Contudo, a Superintendência informa que não existem áreas de soltura cadastradas no estado do Ceará com ocorrência de capivaras. Atualmente, existe uma instrução normativa do órgão que estabelece diretrizes, critérios e procedimentos gerais para o cadastramento de áreas para soltura de animais silvestres nativos provenientes de resgate, apreensão ou entrega voluntária.
Hugo Fernandes defende a necessidade de se entender primeiro em que condições o animal está. Se houver inconformidade em relação ao seu hábito, pode-se sim optar pelo manejo direto - um resgate seguido da soltura num local adequado.
Registros em Fortaleza
Em abril de 2023, uma capivara de 40 kg foi resgatada pelo BPMA após ser encontrada em um posto de saúde na Praia do Futuro, em Fortaleza. Em junho do mesmo ano, outra foi capturada na orla da Praia de Iracema após denúncias de que o animal havia sido visto na faixa de areia.
Também já houve relatos de capivaras no Parque do Cocó, maior área verde da cidade.

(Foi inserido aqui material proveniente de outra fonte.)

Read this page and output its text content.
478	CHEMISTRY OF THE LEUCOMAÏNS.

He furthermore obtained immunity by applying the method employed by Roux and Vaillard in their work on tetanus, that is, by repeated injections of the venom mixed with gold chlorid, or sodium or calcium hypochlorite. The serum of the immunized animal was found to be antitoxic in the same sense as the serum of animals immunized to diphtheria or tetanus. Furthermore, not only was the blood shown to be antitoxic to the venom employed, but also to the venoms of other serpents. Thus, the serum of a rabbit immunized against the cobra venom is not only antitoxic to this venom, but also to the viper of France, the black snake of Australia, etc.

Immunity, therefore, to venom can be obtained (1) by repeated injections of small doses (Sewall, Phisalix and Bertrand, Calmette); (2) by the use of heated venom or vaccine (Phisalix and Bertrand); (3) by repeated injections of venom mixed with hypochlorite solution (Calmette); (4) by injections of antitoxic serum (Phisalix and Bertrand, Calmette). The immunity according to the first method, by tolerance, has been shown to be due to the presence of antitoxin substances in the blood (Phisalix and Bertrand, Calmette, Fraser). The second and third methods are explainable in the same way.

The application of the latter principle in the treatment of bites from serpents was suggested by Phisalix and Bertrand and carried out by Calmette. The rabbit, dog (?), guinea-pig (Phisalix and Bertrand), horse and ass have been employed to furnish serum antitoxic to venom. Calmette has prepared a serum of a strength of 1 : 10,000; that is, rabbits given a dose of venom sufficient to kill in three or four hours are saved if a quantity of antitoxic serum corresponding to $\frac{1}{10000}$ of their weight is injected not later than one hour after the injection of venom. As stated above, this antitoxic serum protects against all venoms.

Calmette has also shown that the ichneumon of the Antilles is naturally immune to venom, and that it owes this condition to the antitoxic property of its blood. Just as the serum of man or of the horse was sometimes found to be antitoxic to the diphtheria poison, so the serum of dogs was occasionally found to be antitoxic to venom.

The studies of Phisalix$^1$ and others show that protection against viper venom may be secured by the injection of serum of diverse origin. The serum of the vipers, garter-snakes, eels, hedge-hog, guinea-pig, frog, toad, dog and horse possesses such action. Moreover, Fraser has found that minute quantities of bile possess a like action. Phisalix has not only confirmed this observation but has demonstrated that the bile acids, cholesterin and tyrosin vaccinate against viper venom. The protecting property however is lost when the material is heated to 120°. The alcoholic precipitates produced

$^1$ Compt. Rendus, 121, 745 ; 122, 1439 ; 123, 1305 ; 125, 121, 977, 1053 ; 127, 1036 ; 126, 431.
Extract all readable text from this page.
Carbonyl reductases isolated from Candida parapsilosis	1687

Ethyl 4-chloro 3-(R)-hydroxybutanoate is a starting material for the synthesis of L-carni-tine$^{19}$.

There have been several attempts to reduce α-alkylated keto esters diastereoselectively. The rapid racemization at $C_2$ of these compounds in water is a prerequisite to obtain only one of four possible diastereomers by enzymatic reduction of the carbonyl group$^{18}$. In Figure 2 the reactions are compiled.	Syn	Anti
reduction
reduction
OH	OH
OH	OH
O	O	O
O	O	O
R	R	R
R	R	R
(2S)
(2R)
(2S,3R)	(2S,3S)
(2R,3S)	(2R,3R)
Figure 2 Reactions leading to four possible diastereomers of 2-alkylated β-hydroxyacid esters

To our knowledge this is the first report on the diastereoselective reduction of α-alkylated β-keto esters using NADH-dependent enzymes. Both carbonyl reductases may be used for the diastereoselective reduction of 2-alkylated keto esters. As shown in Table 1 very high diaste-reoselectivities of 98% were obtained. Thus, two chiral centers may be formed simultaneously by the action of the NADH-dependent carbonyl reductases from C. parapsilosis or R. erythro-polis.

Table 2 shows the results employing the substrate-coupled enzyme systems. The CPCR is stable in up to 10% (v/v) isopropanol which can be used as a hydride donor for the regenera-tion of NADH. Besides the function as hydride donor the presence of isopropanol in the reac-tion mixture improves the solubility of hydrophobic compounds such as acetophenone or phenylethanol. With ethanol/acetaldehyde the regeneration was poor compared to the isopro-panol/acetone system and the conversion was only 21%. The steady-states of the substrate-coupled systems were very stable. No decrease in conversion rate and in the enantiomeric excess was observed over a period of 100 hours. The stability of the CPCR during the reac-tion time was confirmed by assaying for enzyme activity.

Em janeiro de 2020, uma foi encontrada por trabalhadores de uma obra no acostamento da Avenida Alberto Craveiro, no bairro Dias Macedo. Na mesma semana, outra foi resgatada próxima ao mar da Praia do Futuro.
Considerada extinta da fauna cearense em meados dos anos 1970, as capivaras foram reintroduzidas no Estado. Pesquisadores que estudam o animal têm a hipótese de que a população cresceu devido à atuação de um criadouro na região de Aquiraz.
Nos anos seguintes, soltas indevidamente, as capivaras teriam encontrado um ambiente favorável para reprodução e alimentação em áreas úmidas de municípios da Região Metropolitana de Fortaleza. Outra possibilidade é a expansão natural de animais oriundos de Estados vizinhos.
Características das capivaras
O biólogo Hugo Fernandes lembra que a capivara é o maior roedor do mundo e uma espécie sul-americana de hábitos sociais, ou seja, sempre está em bandos, geralmente familiares, associados a ambientes aquáticos e semiaquáticos.
Ela se alimenta sobretudo de gramíneas, entre outros vegetais, e também compõe uma base alimentar muito importante para grandes carnívoros.
Porém, como se tornou um animal sinantrópico, ou seja, acostumado ao ambiente urbano, é importante entender se os hábitos estão adequados e se não existem agentes transmissores de zoonoses circulando.
Segundo a Lista Vermelha da União Internacional para a Conservação da Natureza (IUCN), a principal ameaça a esses animais ocorre pela caça para obtenção de carne e pele, além de seu uso como isca para presas maiores. Depois, vem a restrição de seu espaço natural pelo desmatamento e expansão das cidades.